Scientists at The University of Texas Health Science Center at San Antonio (UT Health San Antonio), along with Dana-Farber Cancer Institute at Harvard Medical School, Columbia University and Irving Medical Center, have made an important discovery to date in the study and treatment of BRCA1-deficient cancers and PARP inhibitor resistance.

“Of all the things we have done, this one has the most impact on clinical practice over the long run,” said Patrick Sung, DPhil, director of the Greehey Children’s Cancer Research Institute and associate dean for research at the Joe R. and Teresa Lozano Long School of Medicine at UT Health San Antonio. “Everyone expects malfunction in these proteins to give rise to drug resistance, but they do not know why and how.”
Sung is co-lead in the study published on May 22 in Science. He and his team explain how problems in the CST complex, a key factor in DNA repair, can cause resistance to PARP inhibitors in BRCA1-deficient cancer cells.

“This seminal discovery opens the door to understanding how some breast, prostate and ovarian cancers become resistant to an important class of cancer drugs called the PARP inhibitors,” said Robert Hromas, MD, FACP, dean of the Joe R. and Teresa Lozano Long School of Medicine at UT Health San Antonio. “These drugs can generate tumor regressions lasting years, but ultimately almost everyone relapses due to resistance.”
The CST complex is made up of three proteins and helps the cell fix DNA by blocking one repair method and making it use another.
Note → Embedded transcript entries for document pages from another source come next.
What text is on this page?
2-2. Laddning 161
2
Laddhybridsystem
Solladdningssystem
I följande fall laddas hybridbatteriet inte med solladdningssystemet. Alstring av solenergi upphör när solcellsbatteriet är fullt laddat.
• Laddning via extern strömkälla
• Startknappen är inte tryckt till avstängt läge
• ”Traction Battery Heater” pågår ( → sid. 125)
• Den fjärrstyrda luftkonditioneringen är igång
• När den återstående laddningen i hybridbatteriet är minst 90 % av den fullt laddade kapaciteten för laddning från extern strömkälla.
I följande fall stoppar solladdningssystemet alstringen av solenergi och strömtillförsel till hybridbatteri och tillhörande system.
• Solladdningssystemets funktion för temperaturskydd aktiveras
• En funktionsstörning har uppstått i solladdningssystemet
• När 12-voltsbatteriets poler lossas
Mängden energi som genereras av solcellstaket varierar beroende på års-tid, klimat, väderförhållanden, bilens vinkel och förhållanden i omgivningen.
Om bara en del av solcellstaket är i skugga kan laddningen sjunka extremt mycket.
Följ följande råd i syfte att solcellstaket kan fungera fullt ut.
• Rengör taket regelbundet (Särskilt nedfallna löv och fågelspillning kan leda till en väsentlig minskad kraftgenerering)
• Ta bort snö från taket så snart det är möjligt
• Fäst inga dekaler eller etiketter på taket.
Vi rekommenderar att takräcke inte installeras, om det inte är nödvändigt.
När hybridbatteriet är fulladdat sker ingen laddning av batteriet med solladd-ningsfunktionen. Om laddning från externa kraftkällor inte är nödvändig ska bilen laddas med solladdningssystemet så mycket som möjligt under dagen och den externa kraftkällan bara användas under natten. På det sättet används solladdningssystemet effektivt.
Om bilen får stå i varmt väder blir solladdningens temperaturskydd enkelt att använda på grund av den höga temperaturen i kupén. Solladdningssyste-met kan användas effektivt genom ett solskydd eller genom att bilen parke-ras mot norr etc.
When the CST complex is functioning normally, PARP inhibitors target BRCA-deficient cancer cells and cause them to die because they cannot repair their own DNA. If the complex is mutated or silenced, tumor cells can become resistant to the therapy and continue proliferation.
“This is a crucial first step to providing an intellectual framework to understanding why defects in this particular complex, and other proteins associated with this complex, can lead to cancer-drug resistance. This will also form the basis of finding compounds that interfere with protein function or enhance the stability of DNA-bound protein complexes to boost the therapeutic efficacy of PARP inhibitors and other cancer drugs,” said Sung.
In this research, the findings may open doors to future therapies that can overcome resistance and develop treatment that is more targeted and personalized for each patient’s cancer journey.